Applicant files that fall into neither category are referred to teams of admissions counselors for more careful review. Applying the current admissions criteria, they make decisions to admit or not admit.

But, targeted minority applicants not admitted get still another review. Their files are referred to two campus programs, TRIO and AAP, for minority and disadvantaged students. This referral assesses whether these applicants can succeed at UW-Madison with extra academic and other help these programs provide.

Chancellor Wiley is undoubtedly correct that minority and non-minority applicants who meet the selective criteria for admission are admitted without respect to minority status. But for less well-qualified applicants who otherwise would be refused admission, minority applicants get an extra chance at being admitted.

According to UW-Madison representatives, enrolling more minority students enhances the quality of undergraduate education. It does so by enabling minority and non-minority students to interact with one another and learn from each another. Though campus officials claim research supports that view, this same research has been critiqued as seriously flawed.

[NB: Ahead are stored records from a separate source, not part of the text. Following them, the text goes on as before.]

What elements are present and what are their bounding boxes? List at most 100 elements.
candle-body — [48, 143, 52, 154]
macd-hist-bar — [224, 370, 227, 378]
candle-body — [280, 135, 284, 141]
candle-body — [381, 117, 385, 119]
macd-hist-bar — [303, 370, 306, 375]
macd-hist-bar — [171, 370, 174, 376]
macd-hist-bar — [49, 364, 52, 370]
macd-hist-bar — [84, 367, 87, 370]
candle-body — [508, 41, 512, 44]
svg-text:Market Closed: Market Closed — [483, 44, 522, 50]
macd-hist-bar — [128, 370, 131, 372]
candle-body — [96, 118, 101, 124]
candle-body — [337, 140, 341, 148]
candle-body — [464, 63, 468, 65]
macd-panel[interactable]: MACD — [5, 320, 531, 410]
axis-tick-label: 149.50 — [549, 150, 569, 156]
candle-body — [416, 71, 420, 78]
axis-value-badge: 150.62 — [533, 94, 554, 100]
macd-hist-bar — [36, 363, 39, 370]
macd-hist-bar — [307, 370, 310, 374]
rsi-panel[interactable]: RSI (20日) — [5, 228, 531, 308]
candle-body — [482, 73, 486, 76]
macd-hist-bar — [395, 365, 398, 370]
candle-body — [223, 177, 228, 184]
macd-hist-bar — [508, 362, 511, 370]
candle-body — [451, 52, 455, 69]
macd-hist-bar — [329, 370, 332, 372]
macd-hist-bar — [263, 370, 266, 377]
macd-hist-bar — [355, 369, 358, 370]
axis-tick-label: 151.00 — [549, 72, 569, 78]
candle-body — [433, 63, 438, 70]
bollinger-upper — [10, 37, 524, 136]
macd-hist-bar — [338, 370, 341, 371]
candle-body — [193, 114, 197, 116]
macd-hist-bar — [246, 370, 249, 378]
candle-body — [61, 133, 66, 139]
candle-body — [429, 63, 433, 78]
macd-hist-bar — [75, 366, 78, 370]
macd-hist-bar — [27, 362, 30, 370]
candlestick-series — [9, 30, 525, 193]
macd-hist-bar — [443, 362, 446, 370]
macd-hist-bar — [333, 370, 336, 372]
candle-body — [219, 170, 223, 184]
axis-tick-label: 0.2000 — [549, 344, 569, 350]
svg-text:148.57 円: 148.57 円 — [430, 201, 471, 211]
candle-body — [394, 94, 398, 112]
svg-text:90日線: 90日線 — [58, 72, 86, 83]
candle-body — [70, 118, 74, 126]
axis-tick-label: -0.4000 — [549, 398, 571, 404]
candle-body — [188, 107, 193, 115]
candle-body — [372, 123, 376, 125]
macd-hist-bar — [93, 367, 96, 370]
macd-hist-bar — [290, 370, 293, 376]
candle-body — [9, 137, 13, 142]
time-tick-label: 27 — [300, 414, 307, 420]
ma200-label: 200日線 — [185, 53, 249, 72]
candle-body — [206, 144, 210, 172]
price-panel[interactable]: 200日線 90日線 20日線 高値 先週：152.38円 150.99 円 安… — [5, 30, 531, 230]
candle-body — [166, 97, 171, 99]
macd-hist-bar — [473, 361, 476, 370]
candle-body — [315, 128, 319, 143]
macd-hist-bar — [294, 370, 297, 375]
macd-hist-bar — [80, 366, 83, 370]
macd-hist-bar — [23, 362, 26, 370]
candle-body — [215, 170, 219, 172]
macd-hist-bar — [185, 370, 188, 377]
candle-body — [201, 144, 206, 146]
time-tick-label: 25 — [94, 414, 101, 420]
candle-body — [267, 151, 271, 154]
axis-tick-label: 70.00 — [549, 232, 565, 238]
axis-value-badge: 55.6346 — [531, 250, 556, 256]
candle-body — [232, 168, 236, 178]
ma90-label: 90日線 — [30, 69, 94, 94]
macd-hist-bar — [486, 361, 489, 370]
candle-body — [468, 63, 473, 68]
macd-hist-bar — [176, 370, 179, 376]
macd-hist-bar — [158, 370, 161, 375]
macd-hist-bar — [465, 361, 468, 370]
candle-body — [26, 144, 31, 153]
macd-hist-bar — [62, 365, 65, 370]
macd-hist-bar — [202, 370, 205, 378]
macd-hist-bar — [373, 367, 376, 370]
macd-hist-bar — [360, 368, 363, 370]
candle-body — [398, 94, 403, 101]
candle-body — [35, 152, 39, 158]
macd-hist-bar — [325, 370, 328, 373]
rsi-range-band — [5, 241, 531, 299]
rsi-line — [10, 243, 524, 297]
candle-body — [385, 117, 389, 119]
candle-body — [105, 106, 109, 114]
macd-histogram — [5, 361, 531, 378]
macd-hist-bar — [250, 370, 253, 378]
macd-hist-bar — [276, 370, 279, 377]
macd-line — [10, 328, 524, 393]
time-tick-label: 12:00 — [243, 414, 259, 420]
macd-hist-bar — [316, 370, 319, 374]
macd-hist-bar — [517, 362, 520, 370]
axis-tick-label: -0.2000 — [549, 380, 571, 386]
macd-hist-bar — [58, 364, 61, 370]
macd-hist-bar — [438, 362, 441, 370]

Not mentioned are some important negative effects. Most non-minority students are at least vaguely aware of the dual standard used. Knowing this leads them to wonder whether minorities in their classes earned their admission competitively — most of them did — or are there because race or ethnicity played a role in their admission. The resulting stigmatization is hardly conducive to enhancing diversity and improving campus climate.

UW-Madison should be more open and transparent about its admissions policy so that curious citizens do not have to attend legislative hearings or resort to open records requests to find out how it works. The UW should also be concerned that its special treatment of minority applicants under the pretext of increasing diversity has produced only limited results.

Is it not time for the UW Board of Regents to commission an independent, objective evaluation of its diversity program? That evaluation might well center on the question: What would be the benefits and costs of abandoning the use of race or ethnicity in its admissions decisions?